Sobre a unificação em ciência

framesAlberto Mesquita Filho

 

Editorial - Integração X(39):303-4,2004

 

 

Unificar, dizem os dicionários, significa reunir em um todo ou em um só corpo; fazer convergir para um só fim [1] ou em um todo coerente [2].

Reunir em um todo, mesmo havendo uma finalidade, caracteriza muitas vezes o que poderíamos chamar uma soma. Uma enciclopédia, por exemplo, abrange um todo sem necessariamente contemplar a unificação. O princípio unificante pode influenciar o enciclopedista na descrição das partes, mas não privilegia o todo, pois a finalidade primordial, neste caso, é congregar, no sentido aditivo do termo, o maior número possível de conhecimentos sistematizados.

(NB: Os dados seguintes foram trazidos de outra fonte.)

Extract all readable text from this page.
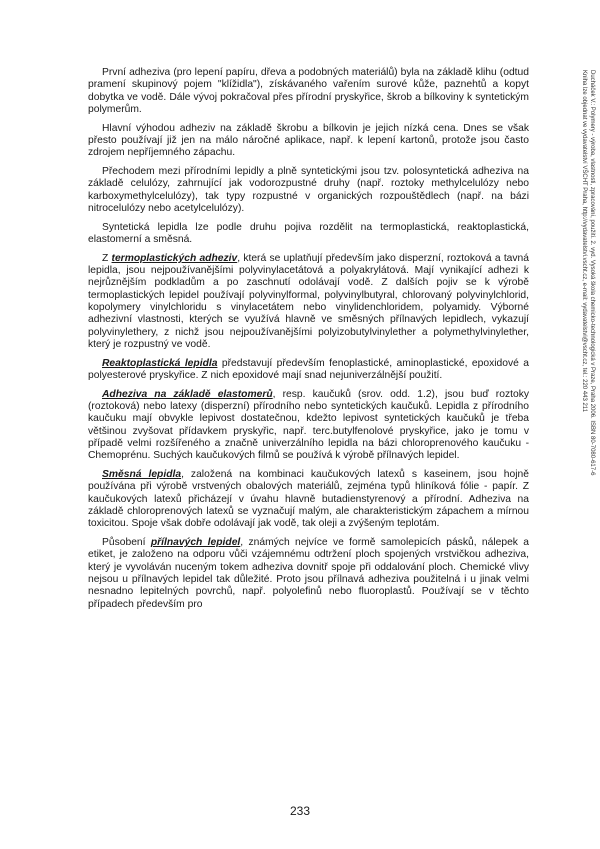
První adheziva (pro lepení papíru, dřeva a podobných materiálů) byla na základě klihu (odtud pramení skupinový pojem "klížidla"), získávaného vařením surové kůže, paznehtů a kopyt dobytka ve vodě. Dále vývoj pokračoval přes přírodní pryskyřice, škrob a bílkoviny k syntetickým polymerům.

Hlavní výhodou adheziv na základě škrobu a bílkovin je jejich nízká cena. Dnes se však přesto používají již jen na málo náročné aplikace, např. k lepení kartonů, protože jsou často zdrojem nepříjemného zápachu.

Přechodem mezi přírodními lepidly a plně syntetickými jsou tzv. polosyntetická adheziva na základě celulózy, zahrnující jak vodorozpustné druhy (např. roztoky methylcelulózy nebo karboxymethylcelulózy), tak typy rozpustné v organických rozpouštědlech (např. na bázi nitrocelulózy nebo acetylcelulózy).

Syntetická lepidla lze podle druhu pojiva rozdělit na termoplastická, reaktoplastická, elastomerní a směsná.

Z termoplastických adheziv, která se uplatňují především jako disperzní, roztoková a tavná lepidla, jsou nejpoužívanějšími polyvinylacetátová a polyakrylátová. Mají vynikající adhezi k nejrůznějším podkladům a po zaschnutí odolávají vodě. Z dalších pojiv se k výrobě termoplastických lepidel používají polyvinylformal, polyvinylbutyral, chlorovaný polyvinylchlorid, kopolymery vinylchloridu s vinylacetátem nebo vinylidenchloridem, polyamidy. Výborné adhezivní vlastnosti, kterých se využívá hlavně ve směsných přílnavých lepidlech, vykazují polyvinylethery, z nichž jsou nejpoužívanějšími polyizobutylvinylether a polymethylvinylether, který je rozpustný ve vodě.

Reaktoplastická lepidla představují především fenoplastické, aminoplastické, epoxidové a polyesterové pryskyřice. Z nich epoxidové mají snad nejuniverzálnější použití.

Adheziva na základě elastomerů, resp. kaučuků (srov. odd. 1.2), jsou buď roztoky (roztoková) nebo latexy (disperzní) přírodního nebo syntetických kaučuků. Lepidla z přírodního kaučuku mají obvykle lepivost dostatečnou, kdežto lepivost syntetických kaučuků je třeba většinou zvyšovat přídavkem pryskyřic, např. terc.butylfenolové pryskyřice, jako je tomu v případě velmi rozšířeného a značně univerzálního lepidla na bázi chloroprenového kaučuku - Chemoprénu. Suchých kaučukových filmů se používá k výrobě přílnavých lepidel.

Směsná lepidla, založená na kombinaci kaučukových latexů s kaseinem, jsou hojně používána při výrobě vrstvených obalových materiálů, zejména typů hliníková fólie - papír. Z kaučukových latexů přicházejí v úvahu hlavně butadienstyrenový a přírodní. Adheziva na základě chloroprenových latexů se vyznačují malým, ale charakteristickým zápachem a mírnou toxicitou. Spoje však dobře odolávají jak vodě, tak oleji a zvýšeným teplotám.

Působení přílnavých lepidel, známých nejvíce ve formě samolepicích pásků, nálepek a etiket, je založeno na odporu vůči vzájemnému odtržení ploch spojených vrstvičkou adheziva, který je vyvoláván nuceným tokem adheziva dovnitř spoje při oddalování ploch. Chemické vlivy nejsou u přílnavých lepidel tak důležité. Proto jsou přílnavá adheziva použitelná i u jinak velmi nesnadno lepitelných povrchů, např. polyolefinů nebo fluoroplastů. Používají se v těchto případech především pro

Ducháček V.: Polymery - výroba, vlastnosti, zpracování, použití. 2. vyd. Vysoká škola chemicko-technologická v Praze, Praha 2006. ISBN 80-7080-617-6
Kniha lze objednat ve vydavatelství VŠCHT Praha, http://vydavatelstvi.vscht.cz, e-mail: vydavatelstvi@vscht.cz, tel.: 220 443 211
233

A coerência também é importante, pois implica na harmonia entre os objetos que se pretende reunir e/ou entre estes e o fim a que o congraçamento se destina. Uma reunião harmônica de dois ou mais objetos, proposta em obediência a um fim específico, já é mais do que uma soma. O bom livro didático tem, geralmente, essa coerência, pois os fatos são apresentados de maneira harmônica e numa sequência a evoluir do simples para o complexo. Quero crer, não obstante, que ainda estamos a meio caminho de exemplificar a unificação. O livro didático é escrito muito mais com a finalidade de obedecer a um currículo —a apoiar-se em normas legais e a pautarem-se, muitas vezes, por regras aditivas— do que com a finalidade de seguir um roteiro a apoiar-se num princípio unificante.

Um texto bem escrito, seja este um romance, um poema ou outra obra literária qualquer, é, acima de tudo, um todo harmônico, e tanto mais será quanto mais soar de maneira agradável, produzindo uma sensação de prazer em quem o escreve e, por conseguinte, em todos os leitores que entrarem em sintonia com o autor. Agora sim, estamos com o tempero que faltava e não é difícil perceber que o agente desta sensação de prazer está, de alguma maneira, relacionado a uma convergência inerente aos objetos que se pretende reunir e que, para o caso exemplificado, seriam as palavras e os conceitos ou idéias a eles associados. Não é à-toa que os estudiosos de literatura dizem que em algum momento de seu trabalho o romancista, em geral, perde as rédeas de comando, tudo se passando, a partir de então, como se os personagens ganhassem vida própria. Quem dita as normas agora não é mais o autor, mas a realidade que ele está pretendendo retratar; e tanto mais assim será quanto mais o autor procurar transmitir sua experiência de vida, ainda que seja através de uma obra de ficção.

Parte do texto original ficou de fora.